L’INAF può vantare un importante coinvolgimento nella rivoluzionaria osservazione come parte del progetto Europeo BlackHoleCam, di cui lo stesso Ciriaco Goddi è il Project Scientist. Elisabetta Liuzzo e Kazi Rygl dell’Istituto Nazionale di Astrofisica – IRA Bologna sono due ricercatrici del nodo italiano dell’ALMA Regional Centre, uno dei sette che compongono la rete europea che fornisce supporto tecnico-scientifico agli utenti di ALMA, e che è ospitato proprio presso la sede dell’INAF di Bologna. Nel 2018 entrambe sono entrate a far parte del progetto BHC, finanziato dall’ERC come partner del progetto EHT, e fanno a tutti gli effetti parte dell’Event Horizon Telescope Consortium, in cui sono membri dei gruppi di lavoro che si occupano di calibrazione e imaging.

“La calibrazione dei dati EHT è stata una grande sfida: i segnali astronomici sono deboli nella banda millimetrica, e distorti per effetto dell’atmosfera, che varia molto velocemente a queste frequenze”, sottolinea Liuzzo, che insieme a Rygl ha partecipato allo sviluppo di uno dei tre software usati per la calibrazione dei dati EHT.

Pur operando come un unico strumento che abbraccia il globo l’EHT, infatti, rimane una miscela di stazioni con design e operazioni diverse. Questo ed altri fattori, insieme alle sfide associate alla VLBI, hanno dato impulso allo sviluppo di tecniche specializzate di elaborazione e calibrazione. “Tre diversi gruppi di ricerca, ognuno dei quali ha utilizzato un diverso software di calibrazione, hanno convalidato in modo incrociato questi dati e hanno trovato risultati coerenti”, specifica Rygl aggiungendo che “è estremamente gratificante vedere come i dati calibrati possano essere tradotti in fisica dei buchi neri”.

 “Il progetto Black Hole Cam è partito nel 2014 con l’obiettivo di misurare, comprendere e ‘vedere’ i buchi neri e fare test sulle principali previsioni della teoria della relatività generale di Einstein”, aggiunge Ciriaco Goddi, che conclude “Nel 2016 il progetto è entrato a far parte, insieme ad altri partner internazionali, dell’Event Horizon Telescope Consortium visto il comune obiettivo: ottenere la prima immagine di un buco nero”.

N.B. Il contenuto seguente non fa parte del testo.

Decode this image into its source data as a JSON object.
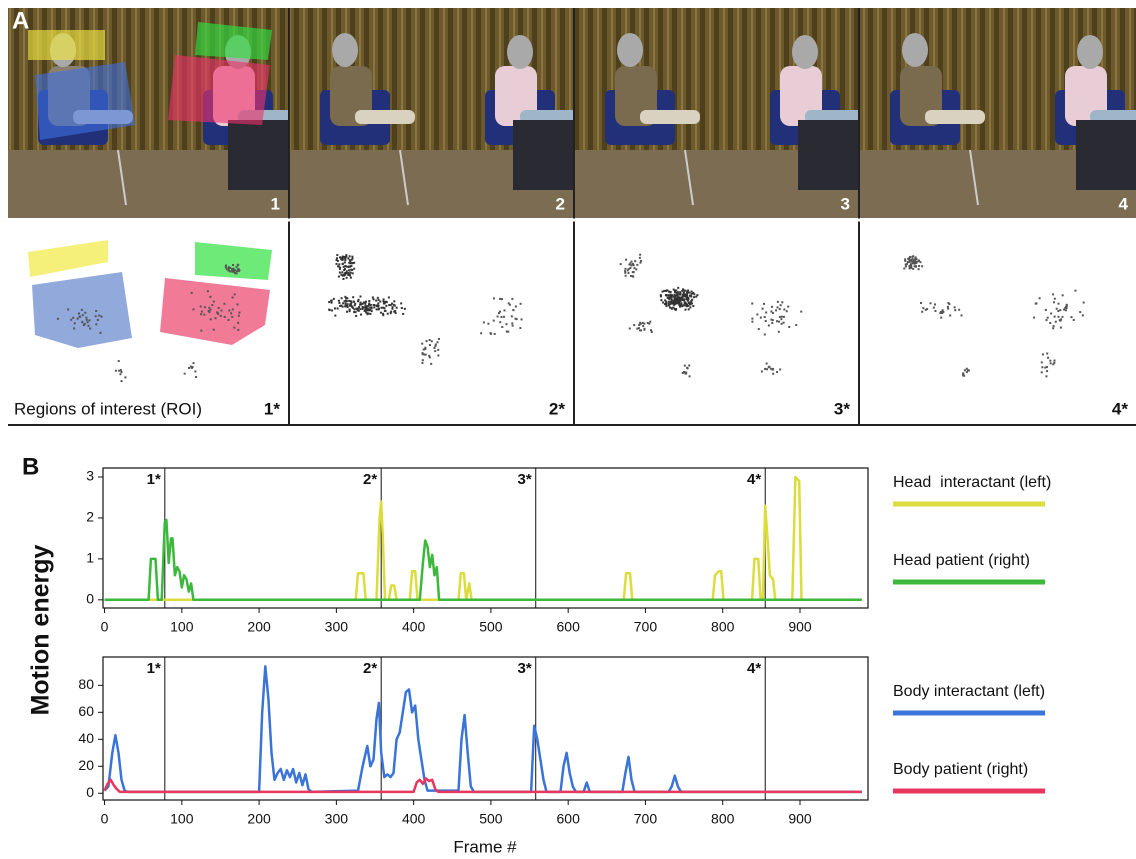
{
  "figure": {
    "panel_a": {
      "label": "A",
      "photo_labels": [
        "1",
        "2",
        "3",
        "4"
      ],
      "roi_caption": "Regions of interest (ROI)",
      "scatter_labels": [
        "1*",
        "2*",
        "3*",
        "4*"
      ]
    },
    "panel_b": {
      "label": "B",
      "y_axis_title": "Motion energy",
      "x_axis_title": "Frame #"
    }
  },
  "chart_data": [
    {
      "type": "line",
      "xlim": [
        -2,
        988
      ],
      "ylim": [
        -0.2,
        3.22
      ],
      "xticks": [
        0,
        100,
        200,
        300,
        400,
        500,
        600,
        700,
        800,
        900
      ],
      "yticks": [
        0,
        1,
        2,
        3
      ],
      "legend": "right",
      "markers": [
        {
          "x": 78,
          "label": "1*"
        },
        {
          "x": 358,
          "label": "2*"
        },
        {
          "x": 558,
          "label": "3*"
        },
        {
          "x": 855,
          "label": "4*"
        }
      ],
      "series": [
        {
          "name": "Head  interactant (left)",
          "color": "#dcdc3c",
          "x": [
            0,
            325,
            328,
            335,
            338,
            352,
            356,
            358,
            360,
            363,
            368,
            371,
            375,
            378,
            395,
            398,
            402,
            405,
            458,
            461,
            465,
            468,
            472,
            475,
            672,
            675,
            680,
            683,
            787,
            790,
            795,
            798,
            801,
            838,
            841,
            846,
            849,
            852,
            855,
            858,
            861,
            865,
            868,
            871,
            890,
            894,
            899,
            902,
            980
          ],
          "values": [
            0,
            0,
            0.65,
            0.65,
            0,
            0,
            2.0,
            2.4,
            1.6,
            0,
            0,
            0.35,
            0.35,
            0,
            0,
            0.7,
            0.7,
            0,
            0,
            0.65,
            0.65,
            0,
            0.4,
            0,
            0,
            0.65,
            0.65,
            0,
            0,
            0.6,
            0.7,
            0.7,
            0,
            0,
            1.0,
            1.0,
            0,
            0,
            2.3,
            1.5,
            0.6,
            0.5,
            0,
            0,
            0,
            3.0,
            2.9,
            0,
            0
          ]
        },
        {
          "name": "Head patient (right)",
          "color": "#3cb83c",
          "x": [
            0,
            57,
            60,
            66,
            69,
            74,
            78,
            80,
            83,
            86,
            88,
            91,
            94,
            97,
            100,
            103,
            106,
            109,
            112,
            115,
            408,
            412,
            415,
            418,
            421,
            424,
            427,
            430,
            433,
            980
          ],
          "values": [
            0,
            0,
            1,
            1,
            0,
            0,
            1.9,
            1.95,
            0.9,
            1.5,
            1.5,
            0.6,
            0.8,
            0.7,
            0.3,
            0.6,
            0.5,
            0.2,
            0.4,
            0,
            0,
            0.9,
            1.45,
            1.3,
            0.8,
            1.1,
            0.6,
            0.8,
            0,
            0
          ]
        }
      ]
    },
    {
      "type": "line",
      "xlim": [
        -2,
        988
      ],
      "ylim": [
        -5,
        101
      ],
      "xticks": [
        0,
        100,
        200,
        300,
        400,
        500,
        600,
        700,
        800,
        900
      ],
      "yticks": [
        0,
        20,
        40,
        60,
        80
      ],
      "legend": "right",
      "markers": [
        {
          "x": 78,
          "label": "1*"
        },
        {
          "x": 358,
          "label": "2*"
        },
        {
          "x": 558,
          "label": "3*"
        },
        {
          "x": 855,
          "label": "4*"
        }
      ],
      "series": [
        {
          "name": "Body interactant (left)",
          "color": "#3a74d8",
          "x": [
            0,
            5,
            10,
            14,
            18,
            22,
            26,
            30,
            200,
            204,
            208,
            212,
            216,
            220,
            224,
            228,
            232,
            236,
            240,
            244,
            248,
            252,
            256,
            260,
            264,
            268,
            328,
            334,
            340,
            344,
            348,
            352,
            355,
            358,
            362,
            366,
            370,
            374,
            378,
            382,
            386,
            390,
            394,
            398,
            402,
            406,
            410,
            414,
            418,
            458,
            462,
            466,
            470,
            474,
            478,
            552,
            556,
            560,
            564,
            568,
            572,
            590,
            594,
            598,
            602,
            606,
            610,
            620,
            624,
            628,
            670,
            674,
            678,
            682,
            686,
            730,
            734,
            738,
            742,
            746,
            980
          ],
          "values": [
            2,
            5,
            30,
            43,
            30,
            10,
            2,
            1,
            1,
            60,
            94,
            70,
            30,
            10,
            15,
            18,
            10,
            17,
            12,
            18,
            8,
            15,
            6,
            14,
            3,
            1,
            2,
            20,
            35,
            20,
            25,
            55,
            67,
            30,
            12,
            14,
            12,
            15,
            40,
            45,
            60,
            75,
            77,
            60,
            65,
            40,
            25,
            10,
            2,
            2,
            40,
            58,
            30,
            5,
            1,
            1,
            50,
            40,
            25,
            10,
            1,
            1,
            20,
            30,
            15,
            5,
            1,
            1,
            8,
            1,
            1,
            15,
            27,
            10,
            1,
            1,
            5,
            13,
            5,
            1,
            1
          ]
        },
        {
          "name": "Body patient (right)",
          "color": "#e8365e",
          "x": [
            0,
            4,
            8,
            12,
            16,
            20,
            400,
            404,
            408,
            412,
            416,
            420,
            424,
            428,
            432,
            980
          ],
          "values": [
            2,
            7,
            10,
            6,
            3,
            1,
            1,
            8,
            10,
            7,
            11,
            9,
            10,
            3,
            1,
            1
          ]
        }
      ]
    }
  ]
}
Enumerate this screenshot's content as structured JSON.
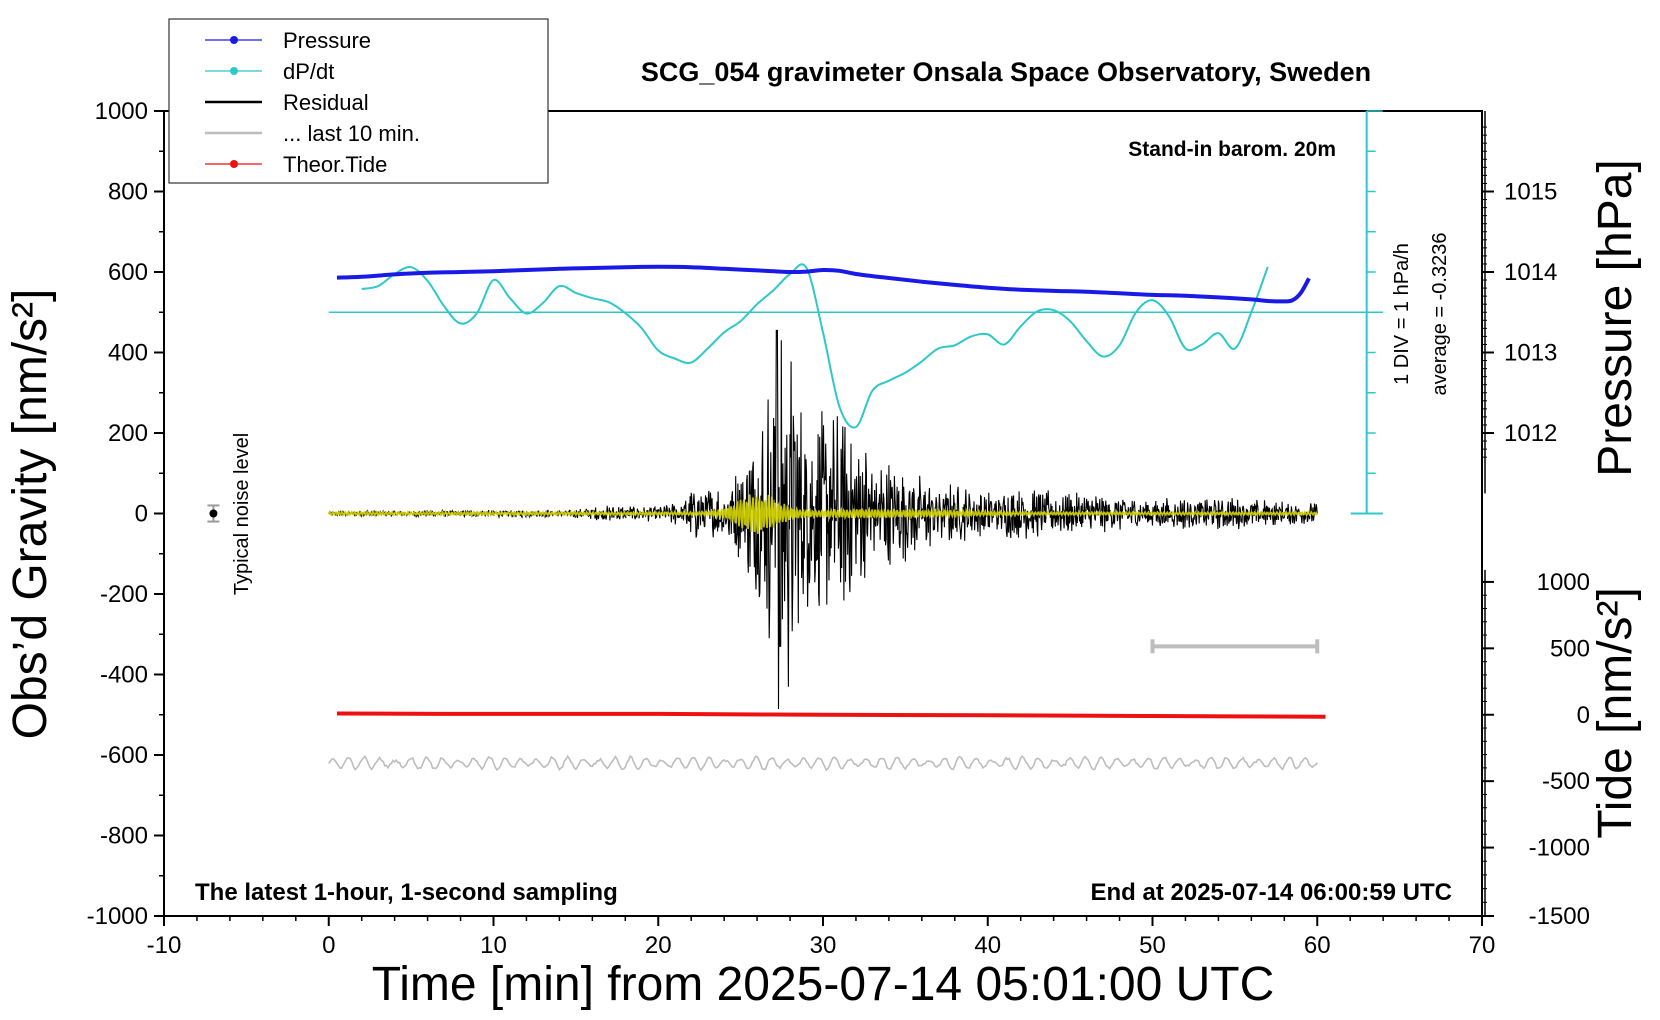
{
  "colors": {
    "pressure": "#1a1ae6",
    "dpdt": "#2ec8c8",
    "residual": "#000000",
    "last10": "#bdbdbd",
    "tide": "#ee1111",
    "filtered": "#d4d400",
    "noise_bar": "#999999"
  },
  "chart_data": {
    "type": "line",
    "title": "SCG_054 gravimeter Onsala Space Observatory, Sweden",
    "xlabel": "Time [min] from 2025-07-14 05:01:00 UTC",
    "ylabel_left": "Obs’d Gravity [nm/s²]",
    "ylabel_right_pressure": "Pressure [hPa]",
    "ylabel_right_tide": "Tide [nm/s²]",
    "xlim": [
      -10,
      70
    ],
    "ylim_left": [
      -1000,
      1000
    ],
    "xticks": [
      "-10",
      "0",
      "10",
      "20",
      "30",
      "40",
      "50",
      "60",
      "70"
    ],
    "yticks_left": [
      "1000",
      "800",
      "600",
      "400",
      "200",
      "0",
      "-200",
      "-400",
      "-600",
      "-800",
      "-1000"
    ],
    "pressure_axis": {
      "ticks": [
        "1015",
        "1014",
        "1013",
        "1012"
      ],
      "tick_values": [
        1015,
        1014,
        1013,
        1012
      ],
      "gravity_equiv": [
        800,
        600,
        400,
        200
      ]
    },
    "tide_axis": {
      "ticks": [
        "1000",
        "500",
        "0",
        "-500",
        "-1000",
        "-1500"
      ],
      "tick_values": [
        1000,
        500,
        0,
        -500,
        -1000,
        -1500
      ],
      "gravity_equiv": [
        -170,
        -335,
        -500,
        -665,
        -830,
        -1000
      ]
    },
    "legend": [
      {
        "label": "Pressure",
        "color": "#1a1ae6",
        "marker": true
      },
      {
        "label": "dP/dt",
        "color": "#2ec8c8",
        "marker": true
      },
      {
        "label": "Residual",
        "color": "#000000",
        "marker": false
      },
      {
        "label": "... last 10 min.",
        "color": "#bdbdbd",
        "marker": false
      },
      {
        "label": "Theor.Tide",
        "color": "#ee1111",
        "marker": true
      }
    ],
    "legend_position": "top-left",
    "annotations": {
      "stand_in": "Stand-in barom. 20m",
      "div_label": "1 DIV = 1 hPa/h",
      "average_label": "average = -0.3236",
      "noise_label": "Typical noise level",
      "bottom_left": "The latest 1-hour, 1-second sampling",
      "bottom_right": "End at 2025-07-14 06:00:59 UTC"
    },
    "noise_level": {
      "x": -7,
      "y": 0,
      "err": 20
    },
    "last10_bar": {
      "x_start": 50,
      "x_end": 60,
      "y": -330
    },
    "dpdt_scale": {
      "x": 63,
      "y_bottom": 0,
      "y_top": 1000,
      "baseline": 500,
      "div_nms2": 100
    },
    "series": [
      {
        "name": "Pressure",
        "unit": "gravity-scaled",
        "x": [
          0.5,
          2,
          4,
          6,
          8,
          10,
          12,
          14,
          16,
          18,
          20,
          22,
          24,
          26,
          28,
          29,
          30,
          31,
          32,
          34,
          36,
          38,
          40,
          42,
          44,
          46,
          48,
          50,
          52,
          54,
          56,
          57,
          58,
          58.5,
          59,
          59.5
        ],
        "y": [
          586,
          588,
          594,
          598,
          600,
          602,
          605,
          608,
          610,
          612,
          613,
          612,
          608,
          604,
          600,
          601,
          605,
          603,
          595,
          585,
          576,
          568,
          561,
          556,
          553,
          551,
          547,
          543,
          541,
          537,
          532,
          528,
          527,
          530,
          548,
          584
        ]
      },
      {
        "name": "dP/dt",
        "unit": "gravity-scaled",
        "x": [
          2,
          3,
          4,
          5,
          6,
          7,
          8,
          9,
          10,
          11,
          12,
          13,
          14,
          15,
          16,
          17,
          18,
          19,
          20,
          21,
          22,
          23,
          24,
          25,
          26,
          27,
          28,
          29,
          30,
          31,
          32,
          33,
          34,
          35,
          36,
          37,
          38,
          39,
          40,
          41,
          42,
          43,
          44,
          45,
          46,
          47,
          48,
          49,
          50,
          51,
          52,
          53,
          54,
          55,
          56,
          57
        ],
        "y": [
          558,
          565,
          595,
          612,
          578,
          515,
          472,
          498,
          580,
          535,
          497,
          523,
          565,
          548,
          535,
          525,
          498,
          460,
          405,
          385,
          375,
          410,
          450,
          478,
          520,
          555,
          595,
          610,
          450,
          265,
          215,
          305,
          330,
          350,
          378,
          410,
          418,
          440,
          445,
          420,
          465,
          502,
          505,
          478,
          428,
          390,
          418,
          500,
          530,
          490,
          410,
          420,
          448,
          410,
          500,
          613
        ]
      },
      {
        "name": "Theor.Tide",
        "unit": "gravity-scaled",
        "x": [
          0.5,
          10,
          20,
          30,
          40,
          50,
          55,
          60.5
        ],
        "y": [
          -497,
          -498,
          -498,
          -500,
          -501,
          -503,
          -504,
          -505
        ]
      }
    ],
    "residual_envelope": {
      "description": "1-second residual trace, envelope amplitudes (nm/s²) by minute",
      "x": [
        0,
        5,
        10,
        15,
        17,
        20,
        21.5,
        22,
        23,
        24,
        25,
        25.5,
        26,
        26.5,
        27,
        27.3,
        27.6,
        28,
        28.5,
        29,
        30,
        31,
        32,
        33,
        34,
        35,
        36,
        38,
        40,
        42,
        45,
        50,
        55,
        60
      ],
      "amp": [
        5,
        6,
        7,
        8,
        15,
        15,
        25,
        55,
        50,
        65,
        85,
        130,
        160,
        220,
        300,
        420,
        380,
        330,
        250,
        180,
        190,
        190,
        150,
        120,
        100,
        90,
        70,
        55,
        45,
        50,
        40,
        30,
        30,
        20
      ]
    },
    "last10_trace": {
      "x_start": 0,
      "x_end": 60,
      "y_center": -620,
      "amp": 15
    }
  }
}
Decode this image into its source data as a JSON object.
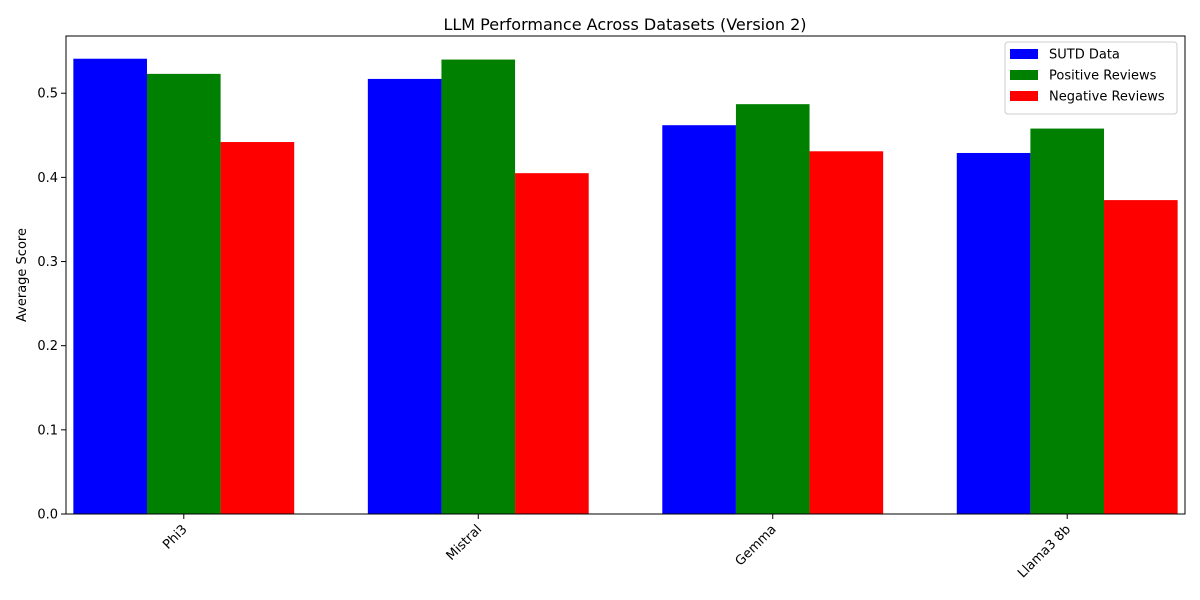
{
  "chart_data": {
    "type": "bar",
    "title": "LLM Performance Across Datasets (Version 2)",
    "xlabel": "",
    "ylabel": "Average Score",
    "categories": [
      "Phi3",
      "Mistral",
      "Gemma",
      "Llama3 8b"
    ],
    "series": [
      {
        "name": "SUTD Data",
        "color": "#0000ff",
        "values": [
          0.541,
          0.517,
          0.462,
          0.429
        ]
      },
      {
        "name": "Positive Reviews",
        "color": "#008000",
        "values": [
          0.523,
          0.54,
          0.487,
          0.458
        ]
      },
      {
        "name": "Negative Reviews",
        "color": "#ff0000",
        "values": [
          0.442,
          0.405,
          0.431,
          0.373
        ]
      }
    ],
    "ylim": [
      0,
      0.568
    ],
    "yticks": [
      "0.0",
      "0.1",
      "0.2",
      "0.3",
      "0.4",
      "0.5"
    ],
    "legend_position": "top-right",
    "grid": false,
    "xtick_rotation": "45"
  }
}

“Abbiamo raggiunto un risultato che solo una generazione fa sarebbe stato ritenuto impossibile”, conclude Doeleman. “I progressi tecnologici e il completamento dei nuovi radiotelescopi nell’ultimo decennio hanno permesso al nostro team di assemblare questo nuovo strumento, progettato per vedere l’invisibile”.

Un risultato incredibile, che promette di essere un punto non di arrivo ma di partenza nella strada per la comprensione del nostro Universo.